Learn how to turn knowledge into action “the good thing is that the accountant does not need to be an expert in climate, but you do need to ask the correct questions and understand how climate change could impact the numbers we manage in our books on a day-to-day basis. Therefore, my suggestion to you is take free courses, such as those on the TCFD knowledge hub, and put them into action. It’s not revolutionary but you can start today.”

Collaborate and bring others on the journey. “Work with your sustainability department or a good consultant to ask questions and find ways to collaborate. Connect with your financial controllers, financial directors and CEOs to advocate for the implementation of climate related disclosures.  

Jessica’s Guide for Proactive Organisations

Jessica Bingham, Auditor, National Audit Office re-affirmed the scale of the challenge to meet current emissions targets and highlighted that governments’ re-organisation of priorities to tackle climate change has reflected the high political priority needed to achieve net-zero.

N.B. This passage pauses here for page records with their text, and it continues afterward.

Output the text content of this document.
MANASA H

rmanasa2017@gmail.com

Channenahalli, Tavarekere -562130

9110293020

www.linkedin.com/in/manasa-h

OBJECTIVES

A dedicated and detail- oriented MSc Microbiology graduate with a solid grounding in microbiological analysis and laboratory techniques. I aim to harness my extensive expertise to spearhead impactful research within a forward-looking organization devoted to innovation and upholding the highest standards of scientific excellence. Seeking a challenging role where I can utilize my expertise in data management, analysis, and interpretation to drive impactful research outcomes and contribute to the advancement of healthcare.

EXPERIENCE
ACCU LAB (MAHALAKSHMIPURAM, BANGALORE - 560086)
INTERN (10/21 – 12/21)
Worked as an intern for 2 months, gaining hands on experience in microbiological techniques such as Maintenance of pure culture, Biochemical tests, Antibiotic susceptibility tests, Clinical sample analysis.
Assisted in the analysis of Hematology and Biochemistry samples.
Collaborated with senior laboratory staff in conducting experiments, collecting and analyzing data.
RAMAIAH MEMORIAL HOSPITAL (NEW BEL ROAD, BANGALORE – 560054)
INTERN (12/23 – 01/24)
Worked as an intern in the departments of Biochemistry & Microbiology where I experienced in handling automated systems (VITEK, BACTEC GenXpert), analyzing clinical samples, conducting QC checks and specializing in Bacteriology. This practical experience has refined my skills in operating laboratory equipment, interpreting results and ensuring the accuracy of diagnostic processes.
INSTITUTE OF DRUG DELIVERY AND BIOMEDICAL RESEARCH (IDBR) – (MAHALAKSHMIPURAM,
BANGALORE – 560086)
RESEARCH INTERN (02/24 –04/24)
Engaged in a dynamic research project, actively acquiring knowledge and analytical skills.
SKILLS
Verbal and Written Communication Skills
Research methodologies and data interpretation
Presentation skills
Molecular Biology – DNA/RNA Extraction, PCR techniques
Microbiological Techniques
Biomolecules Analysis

We often talk about the risks and fears around Climate Change; however we need to recognise and embrace the opportunities we face by harnessing our own sense of ambition and commitment.  We all have the opportunity to conquer this unprecedented challenge and create a more resilient future.

‘Achieving Net Zero’, the National Audit office’s recent report on the government’s ability to reach net-zero, was published in December 2020. A key insight was that the Department of Business, Energy and Industrial Strategy has yet to implement key elements such as integrated planning, progress monitoring and process dependencies to ensure net-zero targets could be achieved. This report is a useful analysis and guidance for larger private corporations and SMEs alike looking for guidance to prepare for the future.

Keynote Address

Rt Hon Anne-Marie Trevelyan MP, UK International Champion on Adaptation and Resilience for the COP26 Presidency and Minister of State (Minister for Business, Energy and Clean Growth), outlined the global ambition and action required to support countries hit hardest by climate change to adapt and build resilience for the future.

As a proud chartered accountant, myself I’m delighted to speak to the future of the profession. As young professionals, you shape this greener future through your work and the wider economy, you will be working in and you’re starting by leading this change today.

Minister Trevelyan outlined the physical and transition risks to companies of climate change from extreme weather events to economic and societal shifts brought on by climate change prevention and adaptation. “If these risks are not properly managed the IPCC, the Intergovernmental Panel on Climate Change, estimates there will be 69 trillion dollars in global financial losses this century. So as trusted business advisors we must help companies understand and communicate the risks and opportunities that they face.

Steps for businesses to consider ahead of COP26

  • Commit to net-zero targets by 2050 at the latest.
  • Committing to credible short-term action plans that are independently verified.
  • Uphold the promises from the Paris Climate Agreement.

30% of FTSE 100 companies have made this commitment. The Big 4 accountancy firms have committed. “It is clear, carbon is increasingly a risk and a cost. I’m calling on you to take this message far and wide… As the generation to take this forward, you can provide a unique and persuasive argument for acting today and not waiting for tomorrow.”

We need everyone to join the race to zero, make sure that you are part of this change.

Michael Izza concluded the event by stating that the finance profession needs to push harder and for change at a faster pace than 2050. “We need to make a lot of noise. We can’t leave this to school children.”

He concluded by highlighting that Minister Anne-Marie Trevelyan is one of three key politicians, including Alok Sharmer and Andrew Griffith who are leading the British government’s drive for COP26. All are chartered accountants. “If you want proof that chartered accountants can make a difference, look no further. If they can do it, you can do it.”